The Hidden Cost of "Getting It Perfect"
Perfectionism has a PR problem. It's often presented as a virtue — the person who cares deeply, who holds high standards, who won't settle for mediocre. And in some ways, that's true. But perfectionism has a shadow side that rarely gets talked about: it paralyzes, isolates, and quietly steals months and years from the things we most want to do.
If you've ever delayed starting a project because the conditions weren't "right," rewritten an email fifteen times, or abandoned a creative pursuit because your first attempt wasn't good enough — you know the feeling.
What Perfectionism Actually Is
Perfectionism isn't about high standards. High standards push you forward. Perfectionism, at its core, is fear — fear of judgment, fear of failure, fear of being seen as inadequate. It disguises itself as diligence, but its function is protection.
Psychologists distinguish between two types:
- Adaptive perfectionism: Setting high goals and working toward them flexibly, allowing for setbacks without self-destruction.
- Maladaptive perfectionism: Tying your self-worth entirely to flawless outcomes, where any failure feels catastrophic.
The second type is what we're talking about when we say perfectionism holds us back.
Signs That Perfectionism Is Running the Show
- You procrastinate by "preparing" indefinitely instead of starting
- You struggle to delegate because no one will do it quite right
- You frequently experience all-or-nothing thinking ("If I can't do it perfectly, why bother?")
- You downplay your achievements because they never feel quite enough
- You avoid sharing creative work for fear of criticism
Practical Ways to Start Letting Go
1. Reframe "Done" as a Win
There is a well-known saying in creative and entrepreneurial circles: "Done is better than perfect." A finished, imperfect thing in the world creates more opportunities for growth, feedback, and connection than a perfect thing that never leaves your head.
2. Set "Good Enough" Benchmarks
For every task, define in advance what "good enough" looks like. This gives your brain a clear stopping point instead of an endless horizon of possible improvements.

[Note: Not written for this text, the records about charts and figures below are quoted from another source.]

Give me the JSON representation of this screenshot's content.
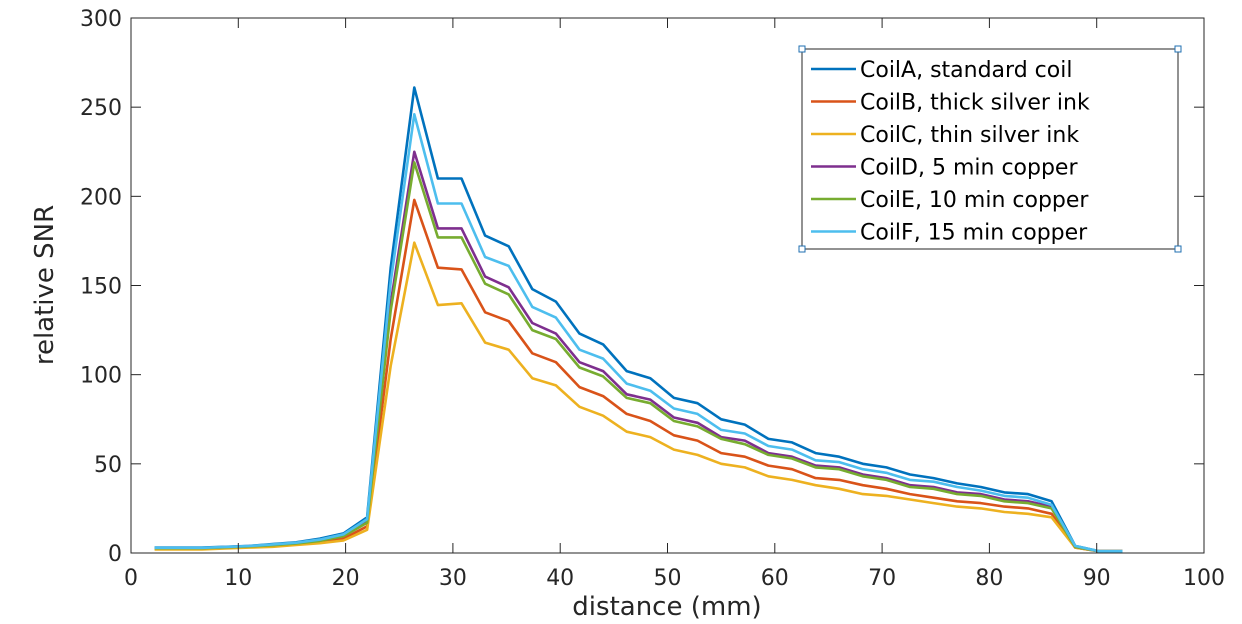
{
  "chart_data": {
    "type": "line",
    "title": "",
    "xlabel": "distance (mm)",
    "ylabel": "relative SNR",
    "xlim": [
      0,
      100
    ],
    "ylim": [
      0,
      300
    ],
    "xticks": [
      "0",
      "10",
      "20",
      "30",
      "40",
      "50",
      "60",
      "70",
      "80",
      "90",
      "100"
    ],
    "yticks": [
      "0",
      "50",
      "100",
      "150",
      "200",
      "250",
      "300"
    ],
    "grid": false,
    "legend_position": "top-right",
    "x": [
      2.2,
      4.4,
      6.6,
      8.8,
      11.0,
      13.2,
      15.4,
      17.6,
      19.8,
      22.0,
      24.2,
      26.4,
      28.6,
      30.8,
      33.0,
      35.2,
      37.4,
      39.6,
      41.8,
      44.0,
      46.2,
      48.4,
      50.6,
      52.8,
      55.0,
      57.2,
      59.4,
      61.6,
      63.8,
      66.0,
      68.2,
      70.4,
      72.6,
      74.8,
      77.0,
      79.2,
      81.4,
      83.6,
      85.8,
      88.0,
      90.2,
      92.4
    ],
    "series": [
      {
        "name": "CoilA, standard coil",
        "color": "#0072BD",
        "values": [
          3,
          3,
          3,
          3.5,
          4,
          5,
          6,
          8,
          11,
          20,
          160,
          261,
          210,
          210,
          178,
          172,
          148,
          141,
          123,
          117,
          102,
          98,
          87,
          84,
          75,
          72,
          64,
          62,
          56,
          54,
          50,
          48,
          44,
          42,
          39,
          37,
          34,
          33,
          29,
          4,
          1,
          1
        ]
      },
      {
        "name": "CoilB, thick silver ink",
        "color": "#D95319",
        "values": [
          2.5,
          2.5,
          2.5,
          3,
          3.5,
          4,
          5,
          6.5,
          8,
          15,
          120,
          198,
          160,
          159,
          135,
          130,
          112,
          107,
          93,
          88,
          78,
          74,
          66,
          63,
          56,
          54,
          49,
          47,
          42,
          41,
          38,
          36,
          33,
          31,
          29,
          28,
          26,
          25,
          22,
          3,
          1,
          1
        ]
      },
      {
        "name": "CoilC, thin silver ink",
        "color": "#EDB120",
        "values": [
          2,
          2,
          2,
          2.5,
          3,
          3.5,
          4.5,
          5.5,
          7,
          13,
          105,
          174,
          139,
          140,
          118,
          114,
          98,
          94,
          82,
          77,
          68,
          65,
          58,
          55,
          50,
          48,
          43,
          41,
          38,
          36,
          33,
          32,
          30,
          28,
          26,
          25,
          23,
          22,
          20,
          3,
          1,
          1
        ]
      },
      {
        "name": "CoilD, 5 min copper",
        "color": "#7E2F8E",
        "values": [
          2.8,
          2.8,
          2.8,
          3.3,
          3.8,
          4.5,
          5.5,
          7,
          10,
          18,
          140,
          225,
          182,
          182,
          155,
          149,
          129,
          123,
          107,
          102,
          89,
          86,
          76,
          73,
          65,
          63,
          56,
          54,
          49,
          48,
          44,
          42,
          38,
          37,
          34,
          33,
          30,
          29,
          26,
          3.5,
          1,
          1
        ]
      },
      {
        "name": "CoilE, 10 min copper",
        "color": "#77AC30",
        "values": [
          2.7,
          2.7,
          2.7,
          3.2,
          3.7,
          4.4,
          5.4,
          6.8,
          9.5,
          17,
          136,
          219,
          177,
          177,
          151,
          145,
          125,
          120,
          104,
          99,
          87,
          84,
          74,
          71,
          64,
          61,
          55,
          53,
          48,
          47,
          43,
          41,
          37,
          36,
          33,
          32,
          29,
          28,
          25,
          3.5,
          1,
          1
        ]
      },
      {
        "name": "CoilF, 15 min copper",
        "color": "#4DBEEE",
        "values": [
          2.9,
          2.9,
          2.9,
          3.4,
          3.9,
          4.8,
          5.8,
          7.5,
          10.5,
          19,
          152,
          246,
          196,
          196,
          166,
          161,
          138,
          132,
          114,
          109,
          95,
          91,
          81,
          78,
          69,
          67,
          60,
          58,
          52,
          51,
          47,
          45,
          41,
          40,
          37,
          35,
          32,
          31,
          27,
          4,
          1,
          1
        ]
      }
    ]
  }
}
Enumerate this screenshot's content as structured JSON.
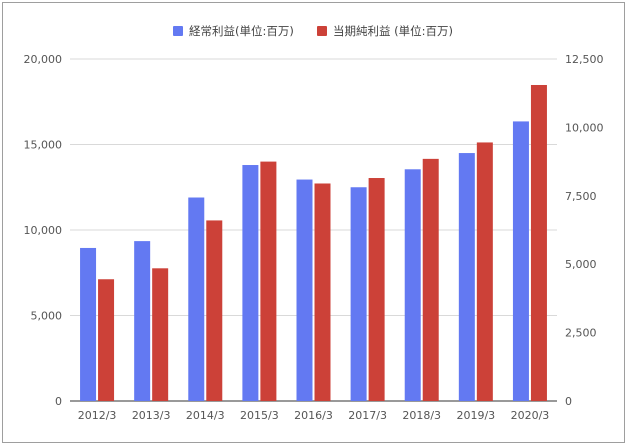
{
  "chart_data": {
    "type": "bar",
    "categories": [
      "2012/3",
      "2013/3",
      "2014/3",
      "2015/3",
      "2016/3",
      "2017/3",
      "2018/3",
      "2019/3",
      "2020/3"
    ],
    "series": [
      {
        "name": "経常利益(単位:百万)",
        "axis": "left",
        "color": "#6379f2",
        "values": [
          8950,
          9350,
          11900,
          13800,
          12950,
          12500,
          13550,
          14500,
          16350
        ]
      },
      {
        "name": "当期純利益 (単位:百万)",
        "axis": "right",
        "color": "#cc4138",
        "values": [
          4450,
          4850,
          6600,
          8750,
          7950,
          8150,
          8850,
          9450,
          11550
        ]
      }
    ],
    "y_left": {
      "min": 0,
      "max": 20000,
      "ticks": [
        "0",
        "5,000",
        "10,000",
        "15,000",
        "20,000"
      ]
    },
    "y_right": {
      "min": 0,
      "max": 12500,
      "ticks": [
        "0",
        "2,500",
        "5,000",
        "7,500",
        "10,000",
        "12,500"
      ]
    },
    "grid": true,
    "legend": "top-center"
  }
}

Not everything deserves the same level of effort — and learning to calibrate that is a skill.
3. Practise Intentional Imperfection
This sounds strange, but it works: deliberately do something imperfectly. Send the email that's 80% polished. Post the essay that still feels rough. Cook the meal from unfamiliar ingredients. Each small act of imperfection trains your nervous system that the sky does not, in fact, fall.
4. Separate Self-Worth from Output
You are not your productivity. You are not your last project, your grade, your performance review, or your social media engagement. This is a deeply countercultural idea, but it is also one of the most liberating. Your worth is not something you earn through perfect execution.
5. Find Comfort in the Indonesian Philosophy of Ikhlas
The Javanese and broader Indonesian concept of ikhlas — a sincere, wholehearted acceptance and release — offers a beautiful framework for letting go of perfectionism. It's not passive resignation; it's the active choice to do your best and release attachment to how it is received. There is a quiet dignity in that.
Moving Forward, Not Perfectly
Progress, by its nature, is messy. The people who grow the most are not the ones who make the fewest mistakes — they're the ones who make mistakes and keep going anyway. Give yourself permission to be in the middle of becoming. That's exactly where growth lives.